И ничуть, надо сказать, эти две стороны шкафа не противоречили друг другу своим содержанием – так же, как и душа хозяина была цельной и единой.

Любовь приходит на выручку

Машенька почувствовала неладное быстрее и острее, чем я. С утра следующего дня она примчалась в больницу и осталась рядом со мной уже надолго.

Как выяснилось позже, от бравирования ходьбой у меня случился ещё один инсульт. Шансов задержаться в земной жизни было не так уж много, хотя я не очень это понимал. Мой так называемый лечащий врач старательно забывал выписать капельницы, уходя на выходные (в том числе на длинные новогодние праздники), положенные таблетки порою нечаянно заменяли на другие, обследовать меня никто не собирался…

Тем временем настал Новый год.

Колю, единственного оставшегося соседа по палате, врач всё-таки выписал (легко, даже с некоторым удовлетворением). Многочисленные родственники облепили своего Николая, как муравьи, и утащили в машину вместе с телевизором.

Приехала Ксюша – и мы встречали 2008 год втроём, одни в палате. За окном мерцала мишурой голубая ель.
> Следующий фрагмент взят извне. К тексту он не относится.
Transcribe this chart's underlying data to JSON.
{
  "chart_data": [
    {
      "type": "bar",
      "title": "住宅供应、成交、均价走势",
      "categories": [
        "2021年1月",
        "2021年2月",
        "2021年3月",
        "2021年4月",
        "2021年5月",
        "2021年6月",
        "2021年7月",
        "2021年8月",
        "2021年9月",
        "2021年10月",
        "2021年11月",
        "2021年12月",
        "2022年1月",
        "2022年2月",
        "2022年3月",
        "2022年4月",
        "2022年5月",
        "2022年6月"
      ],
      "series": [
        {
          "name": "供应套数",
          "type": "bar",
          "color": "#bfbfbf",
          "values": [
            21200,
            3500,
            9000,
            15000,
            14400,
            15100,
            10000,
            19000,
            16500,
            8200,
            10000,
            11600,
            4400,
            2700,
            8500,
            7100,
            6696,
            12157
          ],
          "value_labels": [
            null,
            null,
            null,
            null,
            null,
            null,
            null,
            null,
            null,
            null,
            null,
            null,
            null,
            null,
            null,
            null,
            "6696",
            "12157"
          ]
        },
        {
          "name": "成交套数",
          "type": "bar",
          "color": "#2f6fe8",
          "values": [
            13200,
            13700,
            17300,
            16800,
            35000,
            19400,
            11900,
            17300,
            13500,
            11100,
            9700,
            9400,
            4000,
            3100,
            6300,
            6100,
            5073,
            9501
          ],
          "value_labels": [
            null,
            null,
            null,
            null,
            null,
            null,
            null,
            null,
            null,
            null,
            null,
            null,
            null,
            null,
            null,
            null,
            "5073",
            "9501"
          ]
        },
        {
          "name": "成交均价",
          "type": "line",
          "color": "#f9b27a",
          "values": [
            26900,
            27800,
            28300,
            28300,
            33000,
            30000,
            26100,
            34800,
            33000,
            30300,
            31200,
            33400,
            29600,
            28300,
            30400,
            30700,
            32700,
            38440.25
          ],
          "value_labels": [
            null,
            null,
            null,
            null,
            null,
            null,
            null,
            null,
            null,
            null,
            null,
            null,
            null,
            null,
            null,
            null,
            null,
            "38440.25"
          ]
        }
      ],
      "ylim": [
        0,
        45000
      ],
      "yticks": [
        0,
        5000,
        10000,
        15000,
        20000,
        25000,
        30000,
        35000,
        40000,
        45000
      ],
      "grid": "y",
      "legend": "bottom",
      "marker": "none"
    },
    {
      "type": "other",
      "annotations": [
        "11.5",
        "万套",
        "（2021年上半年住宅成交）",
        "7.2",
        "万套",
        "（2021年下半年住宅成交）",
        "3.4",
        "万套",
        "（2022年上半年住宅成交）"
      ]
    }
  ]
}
Само по себе это было замечательно.

Но тем временем состояние моё постепенно становилось хуже. А тут ещё настали долгие всеобщие новогодние праздники. Ох, и гулял персонал отделения!..

К счастью, Машенька была со мной – и билась за меня. Она замечала то, чего не видел я, и взяла на себя всё, что могла. Через нашего друга и врача, всегдашнего спасителя, Николая Шастина, приехавшего в больницу, как только его позвали, она воздействовала на дежурного врача, чтобы нас перевели в двухместную палату. А забытые лекарства вписали заново.

Видя, что мне всё хуже, Машенька привела очередного дежурного врача – это был тот самый доктор[13 - Никита Молочный.], что принимал меня при поступлении. Тот, кто прошёл через «горячую точку» и мог бы стать равнодушнее многих. К счастью, он оказался настоящим врачом. Распознал начинающийся отёк мозга, а поскольку реанимации при этом отделении не было, побежал в реанимацию при другом отделении, притащил необходимые лекарства и тут же поставил капельницу. Спасибо, Никита Валентинович!